Growth: A great example is this part from a FT article. Sharon Wong had decided she had earned a little indulgence as she browsed at Louis Vuitton in La Samaritaine department store, one of Paris’s marquee luxury shopping destinations. “It’s expensive, but I’ve been thinking about it for a few months,” the thirtysomething marketing manager from London said as she examined models of the Petit Sac Plat, a small rectangular bag which costs about €1,500. “I save a bit, I think about them as investments. The top names will always have value, especially the styles with history.” At about €1,500 each, the Petit Sac Plat bags are considered part of Louis Vuitton’s affordable offering, designed to appeal to aspirational buyers such as Sharon Wong. And it is consumers like her, not the ultra wealthy, who have spurred the industry’s growth and turned Louis Vuitton into the world’s first luxury brand with €20bn in annual revenues.
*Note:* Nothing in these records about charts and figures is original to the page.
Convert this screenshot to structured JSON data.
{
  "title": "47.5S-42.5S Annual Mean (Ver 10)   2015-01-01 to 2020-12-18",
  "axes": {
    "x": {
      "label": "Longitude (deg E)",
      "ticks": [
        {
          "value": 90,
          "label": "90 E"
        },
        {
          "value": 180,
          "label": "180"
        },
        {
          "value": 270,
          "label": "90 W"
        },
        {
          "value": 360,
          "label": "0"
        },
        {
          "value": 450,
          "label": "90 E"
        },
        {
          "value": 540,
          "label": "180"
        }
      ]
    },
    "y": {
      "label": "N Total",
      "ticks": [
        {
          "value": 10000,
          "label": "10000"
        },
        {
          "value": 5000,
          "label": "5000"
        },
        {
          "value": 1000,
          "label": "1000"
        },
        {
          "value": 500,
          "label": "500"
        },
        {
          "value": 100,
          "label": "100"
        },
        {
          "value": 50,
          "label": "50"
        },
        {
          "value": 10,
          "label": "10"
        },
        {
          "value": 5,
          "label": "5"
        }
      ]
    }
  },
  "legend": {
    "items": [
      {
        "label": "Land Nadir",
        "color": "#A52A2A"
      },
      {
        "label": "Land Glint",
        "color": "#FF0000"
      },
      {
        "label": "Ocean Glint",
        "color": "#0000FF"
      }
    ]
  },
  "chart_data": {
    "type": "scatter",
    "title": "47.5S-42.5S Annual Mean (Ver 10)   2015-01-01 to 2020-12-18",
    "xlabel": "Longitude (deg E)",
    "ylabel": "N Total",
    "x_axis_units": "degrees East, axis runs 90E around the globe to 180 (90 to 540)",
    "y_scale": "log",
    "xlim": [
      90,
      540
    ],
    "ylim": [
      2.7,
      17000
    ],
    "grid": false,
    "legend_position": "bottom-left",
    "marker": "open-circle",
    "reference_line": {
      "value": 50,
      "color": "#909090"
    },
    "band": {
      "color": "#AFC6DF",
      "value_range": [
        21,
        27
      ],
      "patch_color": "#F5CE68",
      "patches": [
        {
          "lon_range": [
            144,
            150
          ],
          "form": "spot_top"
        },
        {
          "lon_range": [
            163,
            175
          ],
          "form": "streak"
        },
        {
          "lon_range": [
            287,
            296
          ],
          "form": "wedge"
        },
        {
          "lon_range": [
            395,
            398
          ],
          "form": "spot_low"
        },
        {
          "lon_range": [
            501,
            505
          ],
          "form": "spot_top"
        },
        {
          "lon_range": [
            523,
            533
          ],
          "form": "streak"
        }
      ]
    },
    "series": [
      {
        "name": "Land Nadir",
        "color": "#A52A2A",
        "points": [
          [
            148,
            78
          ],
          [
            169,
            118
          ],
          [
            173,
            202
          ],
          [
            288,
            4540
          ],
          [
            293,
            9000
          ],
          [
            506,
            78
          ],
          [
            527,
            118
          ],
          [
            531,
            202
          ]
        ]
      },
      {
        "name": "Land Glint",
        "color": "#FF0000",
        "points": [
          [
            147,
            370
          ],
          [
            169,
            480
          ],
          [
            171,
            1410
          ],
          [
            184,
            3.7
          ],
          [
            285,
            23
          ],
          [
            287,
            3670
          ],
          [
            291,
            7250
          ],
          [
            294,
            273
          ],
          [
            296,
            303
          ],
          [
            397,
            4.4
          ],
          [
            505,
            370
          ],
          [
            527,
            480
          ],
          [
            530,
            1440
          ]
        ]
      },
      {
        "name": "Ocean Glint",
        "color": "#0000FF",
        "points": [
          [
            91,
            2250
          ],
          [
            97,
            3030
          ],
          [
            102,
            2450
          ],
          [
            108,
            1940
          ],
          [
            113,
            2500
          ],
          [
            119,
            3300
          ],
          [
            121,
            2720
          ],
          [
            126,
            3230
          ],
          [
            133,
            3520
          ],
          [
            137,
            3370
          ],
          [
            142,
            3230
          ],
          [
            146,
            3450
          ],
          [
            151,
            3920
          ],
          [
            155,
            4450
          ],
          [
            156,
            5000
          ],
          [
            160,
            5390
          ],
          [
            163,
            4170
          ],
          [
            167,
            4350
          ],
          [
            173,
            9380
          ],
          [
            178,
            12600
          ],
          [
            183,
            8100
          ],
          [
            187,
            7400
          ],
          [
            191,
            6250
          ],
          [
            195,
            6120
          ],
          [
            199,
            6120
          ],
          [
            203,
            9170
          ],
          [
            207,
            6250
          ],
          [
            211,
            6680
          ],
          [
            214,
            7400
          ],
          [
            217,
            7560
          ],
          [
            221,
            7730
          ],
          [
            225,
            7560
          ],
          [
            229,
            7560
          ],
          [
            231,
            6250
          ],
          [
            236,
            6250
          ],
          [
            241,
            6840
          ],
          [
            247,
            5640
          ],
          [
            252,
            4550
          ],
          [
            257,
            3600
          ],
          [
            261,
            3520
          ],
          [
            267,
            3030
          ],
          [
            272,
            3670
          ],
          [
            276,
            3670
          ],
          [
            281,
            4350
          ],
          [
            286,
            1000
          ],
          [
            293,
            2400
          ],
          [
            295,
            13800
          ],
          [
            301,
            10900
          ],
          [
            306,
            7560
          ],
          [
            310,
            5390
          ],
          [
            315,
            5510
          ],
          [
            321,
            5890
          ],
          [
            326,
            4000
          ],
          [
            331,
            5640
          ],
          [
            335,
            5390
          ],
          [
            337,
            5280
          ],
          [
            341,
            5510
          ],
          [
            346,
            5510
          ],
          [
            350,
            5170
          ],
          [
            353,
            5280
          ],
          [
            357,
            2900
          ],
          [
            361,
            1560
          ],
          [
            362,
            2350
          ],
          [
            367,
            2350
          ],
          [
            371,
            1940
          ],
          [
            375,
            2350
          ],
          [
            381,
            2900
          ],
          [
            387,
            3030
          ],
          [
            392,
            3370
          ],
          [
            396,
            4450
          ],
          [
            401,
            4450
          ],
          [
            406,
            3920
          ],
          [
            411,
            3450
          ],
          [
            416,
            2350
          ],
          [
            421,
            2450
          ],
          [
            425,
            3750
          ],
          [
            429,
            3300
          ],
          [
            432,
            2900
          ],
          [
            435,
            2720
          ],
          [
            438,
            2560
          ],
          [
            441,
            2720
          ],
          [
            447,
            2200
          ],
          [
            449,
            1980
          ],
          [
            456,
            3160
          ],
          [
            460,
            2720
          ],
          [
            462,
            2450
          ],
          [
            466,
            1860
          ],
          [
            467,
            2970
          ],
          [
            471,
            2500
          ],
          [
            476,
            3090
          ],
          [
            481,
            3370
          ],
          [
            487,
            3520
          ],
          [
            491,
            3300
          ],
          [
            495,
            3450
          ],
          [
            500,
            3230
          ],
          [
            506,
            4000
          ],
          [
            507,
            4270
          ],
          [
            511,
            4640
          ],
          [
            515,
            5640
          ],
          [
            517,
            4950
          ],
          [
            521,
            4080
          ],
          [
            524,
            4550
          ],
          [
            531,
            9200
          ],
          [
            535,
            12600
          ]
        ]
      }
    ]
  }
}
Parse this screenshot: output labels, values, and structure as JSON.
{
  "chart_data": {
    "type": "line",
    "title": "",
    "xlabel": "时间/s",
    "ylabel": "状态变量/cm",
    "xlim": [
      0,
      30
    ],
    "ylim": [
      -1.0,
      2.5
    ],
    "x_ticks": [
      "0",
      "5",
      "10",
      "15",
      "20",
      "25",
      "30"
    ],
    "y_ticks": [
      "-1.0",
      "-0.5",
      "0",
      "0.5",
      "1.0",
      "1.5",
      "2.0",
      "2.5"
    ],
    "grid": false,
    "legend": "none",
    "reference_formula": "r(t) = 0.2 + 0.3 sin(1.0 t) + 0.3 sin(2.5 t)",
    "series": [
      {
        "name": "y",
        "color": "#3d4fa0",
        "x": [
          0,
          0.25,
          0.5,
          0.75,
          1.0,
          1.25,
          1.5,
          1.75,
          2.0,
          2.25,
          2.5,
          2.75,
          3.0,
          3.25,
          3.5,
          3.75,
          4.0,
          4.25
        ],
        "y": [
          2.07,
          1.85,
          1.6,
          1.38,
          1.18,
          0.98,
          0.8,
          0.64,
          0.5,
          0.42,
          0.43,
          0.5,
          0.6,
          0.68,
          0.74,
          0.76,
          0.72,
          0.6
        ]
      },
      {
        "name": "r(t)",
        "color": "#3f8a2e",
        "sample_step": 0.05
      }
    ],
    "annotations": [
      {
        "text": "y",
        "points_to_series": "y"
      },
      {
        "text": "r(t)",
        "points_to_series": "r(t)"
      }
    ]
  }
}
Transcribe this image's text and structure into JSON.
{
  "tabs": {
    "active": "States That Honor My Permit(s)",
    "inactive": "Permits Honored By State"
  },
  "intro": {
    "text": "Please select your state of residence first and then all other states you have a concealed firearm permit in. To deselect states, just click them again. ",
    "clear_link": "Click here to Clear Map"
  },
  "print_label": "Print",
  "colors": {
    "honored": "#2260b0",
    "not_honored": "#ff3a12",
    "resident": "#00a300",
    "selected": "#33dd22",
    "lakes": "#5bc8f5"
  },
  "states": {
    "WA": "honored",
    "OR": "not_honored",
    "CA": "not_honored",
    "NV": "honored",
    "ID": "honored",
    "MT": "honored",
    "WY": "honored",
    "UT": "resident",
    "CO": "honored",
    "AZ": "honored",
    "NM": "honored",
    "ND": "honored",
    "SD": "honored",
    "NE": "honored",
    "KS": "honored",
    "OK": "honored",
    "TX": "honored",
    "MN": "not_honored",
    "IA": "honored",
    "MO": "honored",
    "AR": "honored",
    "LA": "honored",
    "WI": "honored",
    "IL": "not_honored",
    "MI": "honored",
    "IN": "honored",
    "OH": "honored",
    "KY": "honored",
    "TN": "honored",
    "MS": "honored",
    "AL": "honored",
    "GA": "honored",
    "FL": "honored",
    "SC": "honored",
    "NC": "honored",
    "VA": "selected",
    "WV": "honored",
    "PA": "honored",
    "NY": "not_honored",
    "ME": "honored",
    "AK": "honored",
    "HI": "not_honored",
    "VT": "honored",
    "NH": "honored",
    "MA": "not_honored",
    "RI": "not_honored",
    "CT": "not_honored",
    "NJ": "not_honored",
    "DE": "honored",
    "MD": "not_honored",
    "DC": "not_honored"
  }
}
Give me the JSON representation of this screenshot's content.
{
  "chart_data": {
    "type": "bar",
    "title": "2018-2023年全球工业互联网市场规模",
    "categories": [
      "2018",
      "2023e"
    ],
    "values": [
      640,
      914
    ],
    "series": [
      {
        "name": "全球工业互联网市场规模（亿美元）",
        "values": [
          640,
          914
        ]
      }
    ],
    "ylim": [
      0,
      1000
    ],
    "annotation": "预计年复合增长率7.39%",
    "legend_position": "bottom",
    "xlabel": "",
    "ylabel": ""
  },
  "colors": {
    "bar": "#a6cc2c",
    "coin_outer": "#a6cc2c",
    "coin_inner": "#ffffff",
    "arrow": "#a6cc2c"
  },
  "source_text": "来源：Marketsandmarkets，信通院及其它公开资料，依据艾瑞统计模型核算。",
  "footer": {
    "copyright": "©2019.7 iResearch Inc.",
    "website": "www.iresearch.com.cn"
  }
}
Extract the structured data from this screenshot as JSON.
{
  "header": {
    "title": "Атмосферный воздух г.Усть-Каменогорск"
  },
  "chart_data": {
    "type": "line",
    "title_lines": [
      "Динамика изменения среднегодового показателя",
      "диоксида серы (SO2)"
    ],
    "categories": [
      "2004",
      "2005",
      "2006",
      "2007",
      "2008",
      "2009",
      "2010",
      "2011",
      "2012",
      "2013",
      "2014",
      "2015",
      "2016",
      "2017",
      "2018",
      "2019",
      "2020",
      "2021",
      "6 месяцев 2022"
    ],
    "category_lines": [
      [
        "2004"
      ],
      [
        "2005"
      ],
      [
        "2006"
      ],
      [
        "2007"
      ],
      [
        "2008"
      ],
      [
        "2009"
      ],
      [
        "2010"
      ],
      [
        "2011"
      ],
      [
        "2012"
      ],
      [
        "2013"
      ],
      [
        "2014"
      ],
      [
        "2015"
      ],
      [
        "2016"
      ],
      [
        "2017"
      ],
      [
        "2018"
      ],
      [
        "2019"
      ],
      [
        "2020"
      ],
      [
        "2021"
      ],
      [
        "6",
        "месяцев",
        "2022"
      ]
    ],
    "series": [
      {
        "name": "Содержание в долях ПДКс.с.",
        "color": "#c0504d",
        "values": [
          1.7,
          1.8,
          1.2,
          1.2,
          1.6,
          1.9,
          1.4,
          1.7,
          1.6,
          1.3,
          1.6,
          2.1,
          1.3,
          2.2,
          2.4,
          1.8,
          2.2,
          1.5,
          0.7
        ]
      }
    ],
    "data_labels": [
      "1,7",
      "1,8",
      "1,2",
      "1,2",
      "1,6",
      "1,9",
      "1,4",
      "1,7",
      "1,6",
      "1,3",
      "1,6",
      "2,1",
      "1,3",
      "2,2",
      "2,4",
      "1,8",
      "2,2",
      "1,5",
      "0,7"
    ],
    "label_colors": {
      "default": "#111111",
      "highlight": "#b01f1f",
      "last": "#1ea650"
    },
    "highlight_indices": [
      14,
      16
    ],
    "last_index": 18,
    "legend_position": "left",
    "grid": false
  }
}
Valuation: The MSCI Europe Apparel & Luxury Index is trading at nearly twice the price of the European benchmark, on a price-to-earnings basis, and well above its own 10-year average. BBG – priced for perfection?

While I get the long-term structural growth story of luxury, the sector seems priced for perfection. A U.S. slowdown is on its way, China’s recovery is so far below expectations. The sector needs the aspirational consumer to buy those mass market luxury items and that is exactly where the risk lies. A slowdown on spending by exactly these customers is where the downside risk for the sector comes from. This is the cyclical part for this sector that is seen as defensive and almost bullet-proof.